Związkowcy w Agorze chcą dopłat za prąd, internetu do pracy zdalnej i 8-godzinnego dnia pracy
Komisja Dziennikarek i Dziennikarzy przy OZZ Inicjatywa Pracownicza spotkała się z przedstawicielami HR Agory, by negocjować zasady pracy zdalnej w firmie. Związkowcy domagają się m.in. dopłat za prąd, szybszego internetu dla pracowników oraz przestrzegania przez wszystkich szefów 8-godzinnego dnia pracy - wynika z informacji portalu Wirtualnemedia.pl.
- Zgłosiliśmy szereg postulatów na podstawie ankiety, którą rozesłaliśmy wśród kilkudziesięciu swoich kolegów i koleżanek, głównie z "Gazety Wyborczej". Na razie nie ustaliliśmy konkretów, potrzebne będzie jeszcze jedno spotkanie. Podnoszonych było kilka kwestii: rekompensat za prąd, bo tego - jak wynika z ankiety - pracownicy najbardziej potrzebują. Ze strony Agory widać tutaj opór, natomiast zaproponowali rozwiązanie pośrednie, które musimy teraz przeanalizować ze związkiem - aby z funduszu socjalnego przeznaczyć środki na zapomogi dla osób, które z powodu COVID-19 zmagają się z dodatkowymi kosztami. Musimy ustalić szczegóły i przemyśleć tę propozycję - poinformował nas Maciej Orłowski z Komisji Dziennikarek i Dziennikarzy przy OZZ Inicjatywa Pracownicza.
Kolejną kwestią - jak mówi nam Orłowski - na którą mają skarżyć się pracownicy, to fakt, że niektórzy szefowie mają nie przestrzegać 8-godzinnego dnia pracy.
- Część kierowników traktuje pracę zdalną jako ciągłą pracę. Zaapelowaliśmy, aby ich uczulono, by przeprowadzono z nimi rozmowy o 8-godzinnym dniu pracy, aby zapisać to w dokumentach dotyczących pracy zdalnej. Nie zdążyliśmy do końca omówić tej sprawy, o tym będziemy jeszcze rozmawiać - zaznacza przedstawiciel związku zawodowego.
Oprócz rekompensat za prąd, dopłaty do internetu
Okazuje się, że oprócz wspomnianych rekompensat za prąd, pracownicy mają także oczekiwać m.in. dopłat do internetu pracowniczego.
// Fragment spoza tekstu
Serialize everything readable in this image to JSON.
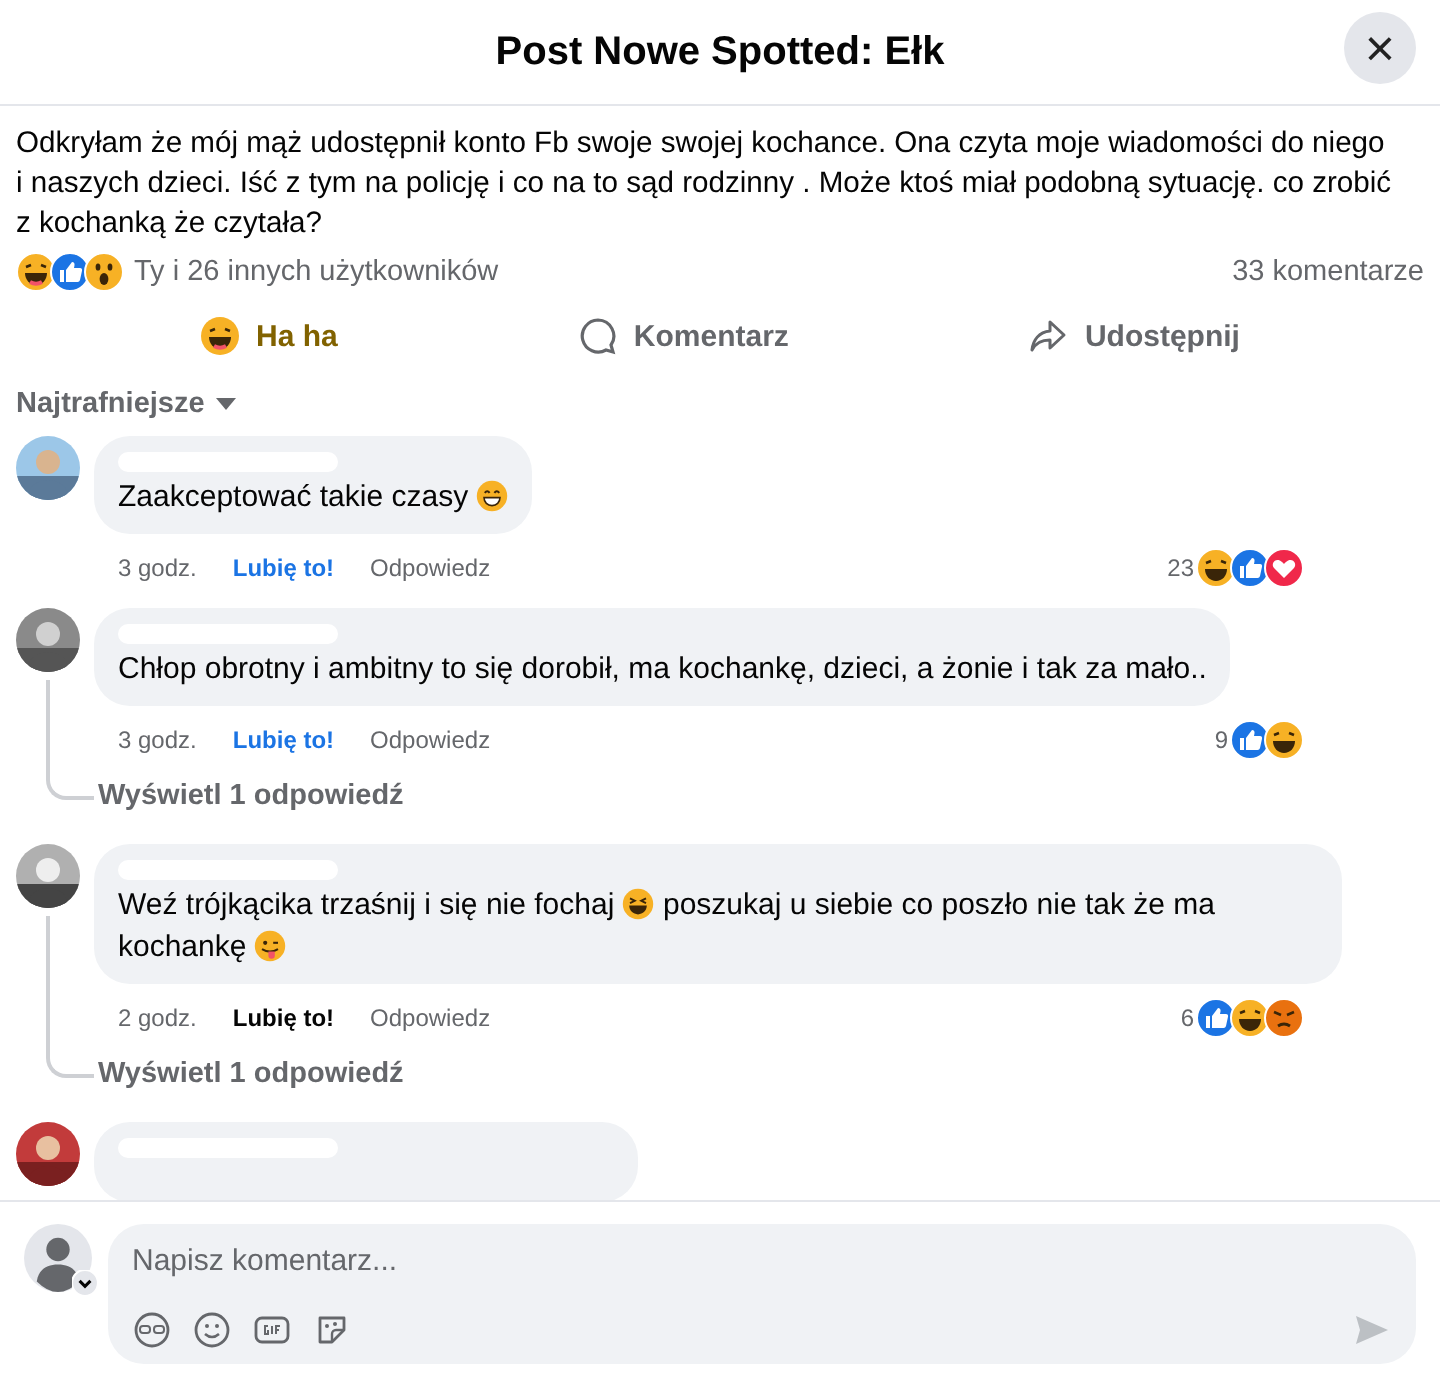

- Nieporozumienie w tej sprawie polega na tym, że HR twierdzi, iż Agora wprowadziła już możliwość dopłat do internetu pracowniczego, tylko jak widać nie wszyscy pracownicy o tym wiedzą. Dlatego trzeba tę informację szerzej przekazać w firmie. Niektórzy byli już zmuszeni wykupić sobie szybszy internet z własnej kieszeni, a nie o to chodzi. Liczymy na kolejne spotkanie, na którym zapadną konkretne decyzje - słyszymy.
Nina Graboś, dyrektor ds. komunikacji korporacyjnej w Agorze przekazała nam, że "praca zdalna towarzyszyła pracownikom Agory jeszcze przed wybuchem pandemii, dlatego też duża grupa pracowników Agory miała do dyspozycji telefony służbowe z pakietem internetu mobilnego". - Spółka wynegocjowała z operatorem telefonii komórkowej nową ofertę pakietów mobilnych tak, aby dostęp do internetu i możliwość pracy zdalnej nie stanowiły problemu dla osób z zespołu Agory. Tym pracownikom, którzy zgłosili takie zapotrzebowanie, powiększone zostały pakiety internetu mobilnego - zaznacza.
Podczas kolejnego spotkania z przedstawicielami HR związkowcy planują poruszać te trzy sprawy: rekompensat za prąd, zwiększenie limitu internetu pracowniczego oraz „kwestię łamania prawa pracy przez niektórych kierowników, którzy wymagają od swoich pracowników ciągłej dyspozycyjności”.
Związek pozytywnie ocenia rozmowy z działem HR i czeka na dalszy rozwój sytuacji. - Szczerze liczę, że te sprawy da się rozwiązać. Chodzi o to, aby dostrzegać problemy związane z pracą zdalną, które pojawiają się w każdej firmie. Cieszymy się, że HR to dostrzega i chce temu zaradzić - stwierdza Maciej Orłowski w rozmowie z portalem Wirtualnemedia.pl.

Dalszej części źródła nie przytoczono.